Abstract

This paper investigates a multi-objective capacitated solid transportation problem (MOCSTP) in an uncertain environment, where all the parameters are taken as zigzag uncertain variables. To deal with the uncertain MOCSTP model, the expected value model (EVM) and optimistic value model (OVM) are developed with the help of two different ranking criteria of uncertainty theory. Using the key fundamentals of uncertainty, these two models are transformed into their relevant deterministic forms which are further converted into a single-objective model using two solution approaches: minimizing distance method and fuzzy programming technique with linear membership function. Thereafter, the Lingo 18.0 optimization tool is used to solve the single-objective problem of both models to achieve the Pareto-optimal solution. Finally, numerical results are presented to demonstrate the application and algorithm of the models.
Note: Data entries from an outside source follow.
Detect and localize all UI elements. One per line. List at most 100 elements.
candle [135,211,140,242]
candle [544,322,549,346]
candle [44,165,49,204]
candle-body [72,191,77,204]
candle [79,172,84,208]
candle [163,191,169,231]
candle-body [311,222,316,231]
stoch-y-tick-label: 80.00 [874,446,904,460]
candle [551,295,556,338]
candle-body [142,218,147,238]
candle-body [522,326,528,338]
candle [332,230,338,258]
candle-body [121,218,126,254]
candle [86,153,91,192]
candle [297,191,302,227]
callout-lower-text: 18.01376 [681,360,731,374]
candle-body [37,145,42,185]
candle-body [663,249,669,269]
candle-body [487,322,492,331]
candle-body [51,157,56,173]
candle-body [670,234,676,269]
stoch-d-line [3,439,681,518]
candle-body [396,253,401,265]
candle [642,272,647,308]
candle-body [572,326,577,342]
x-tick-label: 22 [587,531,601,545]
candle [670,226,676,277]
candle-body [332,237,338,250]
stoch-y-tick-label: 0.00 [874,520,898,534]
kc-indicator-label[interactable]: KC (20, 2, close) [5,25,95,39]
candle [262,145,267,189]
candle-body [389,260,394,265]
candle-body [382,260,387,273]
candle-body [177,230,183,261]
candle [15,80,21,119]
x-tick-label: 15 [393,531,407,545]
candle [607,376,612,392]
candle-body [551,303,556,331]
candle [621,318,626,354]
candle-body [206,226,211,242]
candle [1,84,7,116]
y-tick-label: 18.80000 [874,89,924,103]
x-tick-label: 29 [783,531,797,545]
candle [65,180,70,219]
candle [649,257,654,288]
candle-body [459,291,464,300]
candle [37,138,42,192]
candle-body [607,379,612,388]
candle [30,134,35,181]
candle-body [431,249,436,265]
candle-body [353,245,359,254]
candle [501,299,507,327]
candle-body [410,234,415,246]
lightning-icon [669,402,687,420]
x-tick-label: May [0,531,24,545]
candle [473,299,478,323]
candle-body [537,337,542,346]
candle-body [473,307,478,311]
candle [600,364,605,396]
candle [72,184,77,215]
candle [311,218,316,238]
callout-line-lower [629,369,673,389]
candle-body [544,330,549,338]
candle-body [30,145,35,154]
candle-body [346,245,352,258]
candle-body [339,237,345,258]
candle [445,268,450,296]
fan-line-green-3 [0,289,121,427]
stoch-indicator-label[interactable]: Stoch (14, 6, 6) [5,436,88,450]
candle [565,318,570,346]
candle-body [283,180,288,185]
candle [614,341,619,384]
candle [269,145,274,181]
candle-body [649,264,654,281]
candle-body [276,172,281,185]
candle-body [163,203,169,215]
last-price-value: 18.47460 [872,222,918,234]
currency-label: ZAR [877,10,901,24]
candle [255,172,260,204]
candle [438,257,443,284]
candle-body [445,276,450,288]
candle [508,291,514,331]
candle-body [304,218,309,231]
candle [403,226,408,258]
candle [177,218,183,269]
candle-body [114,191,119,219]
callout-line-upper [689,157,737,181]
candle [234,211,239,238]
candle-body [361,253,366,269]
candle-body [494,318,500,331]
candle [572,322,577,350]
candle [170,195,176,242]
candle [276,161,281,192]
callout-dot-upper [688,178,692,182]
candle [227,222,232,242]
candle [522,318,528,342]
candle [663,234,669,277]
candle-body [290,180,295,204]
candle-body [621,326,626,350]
To investigate the variation in the objective function, the sensitivity of the objective functions in the OVM model is also examined with respect to the confidence levels.

Highlights

  • In the physical world, we frequently encounter numerous situations where, in addition to the source-destination constraints, other constraints associated with product type or modes of transportation are present. Such TP is known as the solid transportation problem (STP), and it was first presented by Schell (1955)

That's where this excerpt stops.